Second Annual Bangabandhu Lecture: Bangladesh has made remarkable progress on women empowerment


Ansar Ahmed Ullah :

Prof Sohela Nazneen said Bangladesh has made remarkable progress at an amazing pace on women empowerment. She was speaking the Second Annual Sheikh Mujibur Rahman Lecture 2019 on 7 March at the Wolfson Theatre, SOAS University of London organised by the 7th March Foundation and SOAS South Asia Institute, University of London

The Lecture titled ‘Contentious Empowerment?: Women as Agents of Change in Bangladesh’ was presented by Prof Sohela Nazneen, Fellow at the Institute of Development Studies, University of Sussex.

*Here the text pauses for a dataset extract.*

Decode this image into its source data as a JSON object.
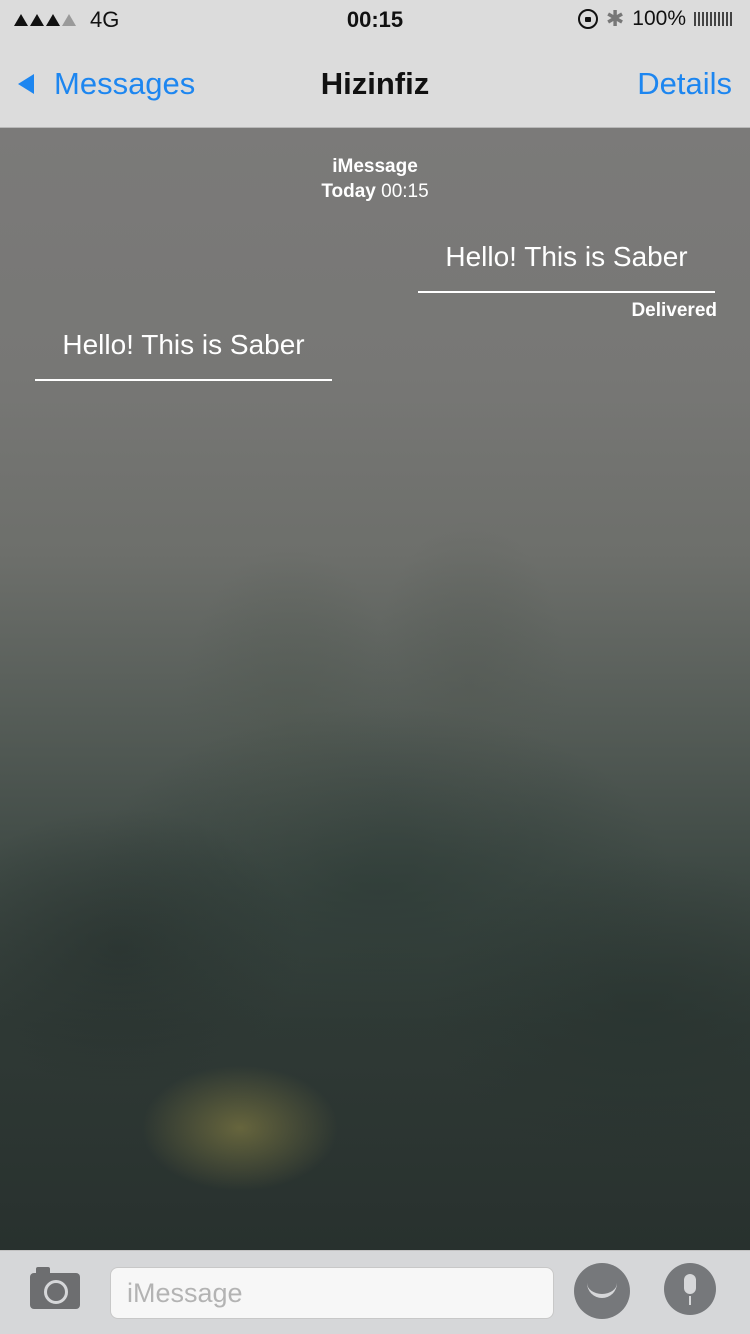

The Lecture was chaired by Prof Edward Simpson of South Asia Institute, SOAS who in his welcome & introductory remarks said, ‘We are very pleased to announce the second Bangabandhu Sheikh Mujibur Rahman Annual Lecture 2019 and to celebrate the first anniversary of a very successful partnership between South Asia Institute and the 7th March Foundation.’ 

He introduced Prof Sohela Nazneen saying Bangladesh was born out of twenty five years of struggle and one of the most brutal Liberation War in 1971. In less than half a century Bangladesh has made remarkable progress in many spheres of lives of its citizens including women’s empowerment. Whilst Bangladesh’s achievements in empowering women is highly commendable, we believe that there are much more to be done whereby women of all background will be able to enjoy the full benefit of citizenship of the republic as a matter of rights and not charity. Thereby making gender equality and women’s empowerments truly meaningful.

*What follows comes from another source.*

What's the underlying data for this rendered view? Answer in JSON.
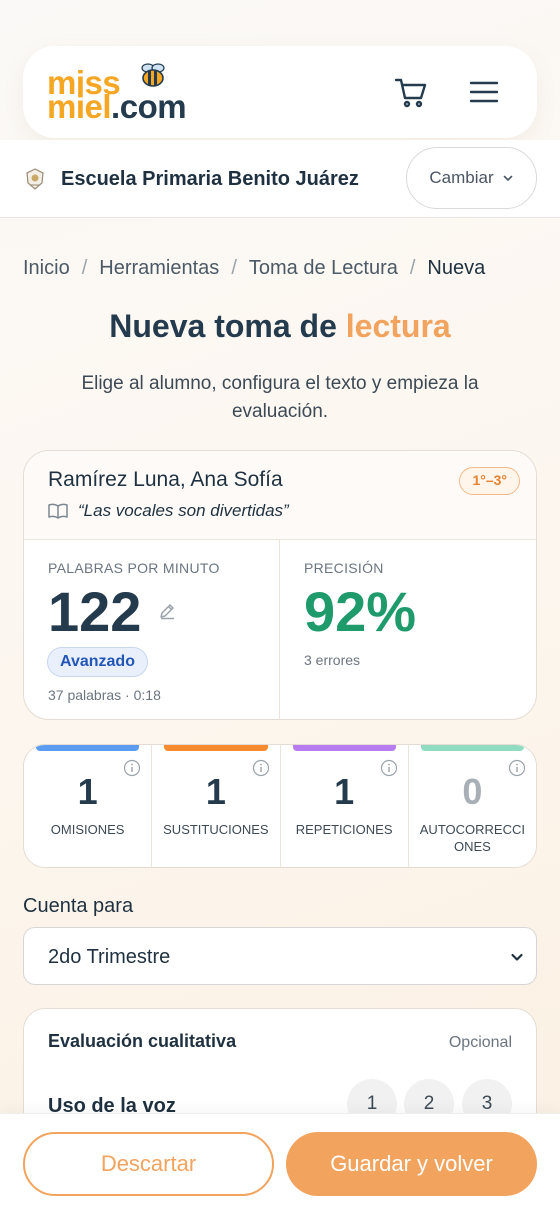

Prof Sohela Nazneen in her keynote speech explored women’s political and economic empowerment. She said Bangladesh has achieved remarkable progress on some fronts including gender disparities in education, labour participation, maternal mortality reduction and entering national parliament & local government. She further explored role played by women in making changes happen and women’s movement negotiating state, national & international actors to secure gender equality. Despite the progress undoubtedly there are many entrenched political, social, cultural and institutional barriers to progress.  Prof Sohela Nazneen highlighted both achievements as well as barriers to gender equality and women’s empowerments in Bangladesh from a historical, regional and international perspectives. However, she also pointed out how national and regional economic and political shifts may positively or adversely influence the choices and pathways for Bengali women to advance their interests and change the future.

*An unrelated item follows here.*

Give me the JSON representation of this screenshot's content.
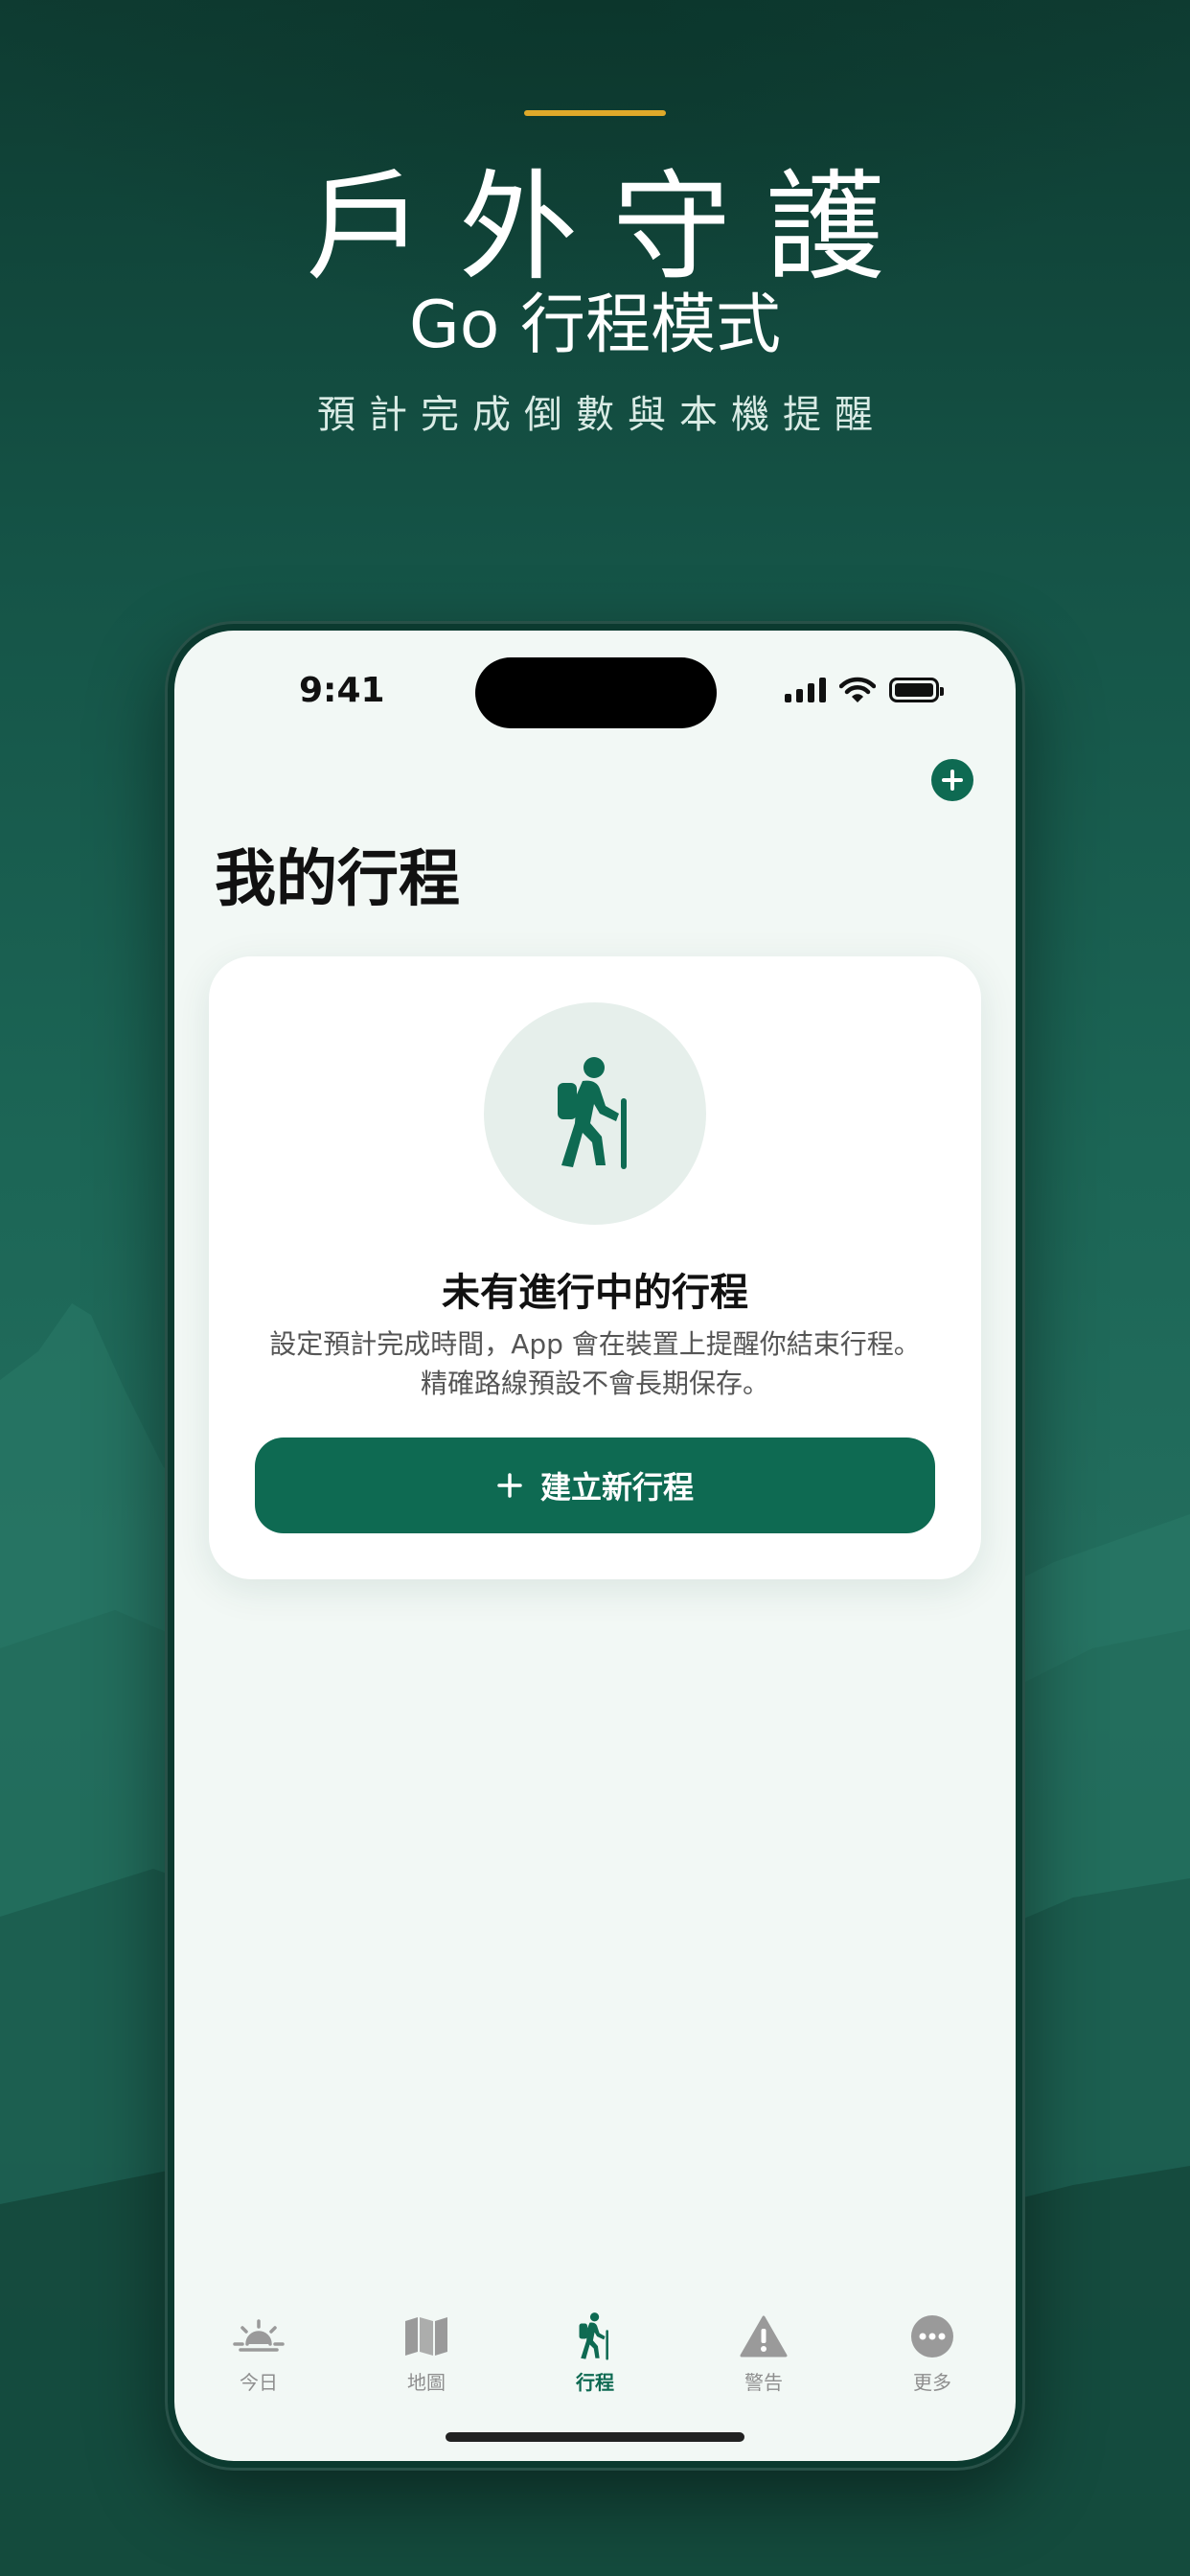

Prof Sohela Nazneen is a fellow at the Institute of Development Studies, University of Sussex. Before joining University of Sussex Prof Nazneen was based at the University of Dhaka. Her research largely focuses on women’s economic and political empowerment and feminist movements in South Asia. She is the co-editor of Voicing Demands: Feminist Activism in Traditional Contexts and her forthcoming book is Negotiating Gender Equality in the Global South.

Vote of thanks was given by Nooruddin Ahmed, Chairman of 7 March Foundation who said this was the Second Lecture following the inaugural lecture which took place last year to commemorate a momentous day in the history of Bengali-speaking people in Bangladesh and the diaspora. However, the life and work of Bangabandhu Sheikh Mujib Rahman are little known outside Bangladesh particularly in the West. Therefore, the aim of these Lectures are to promote the life and work of the founding father of the independent and secular Bangladesh, Sheikh Mujibur Rahman.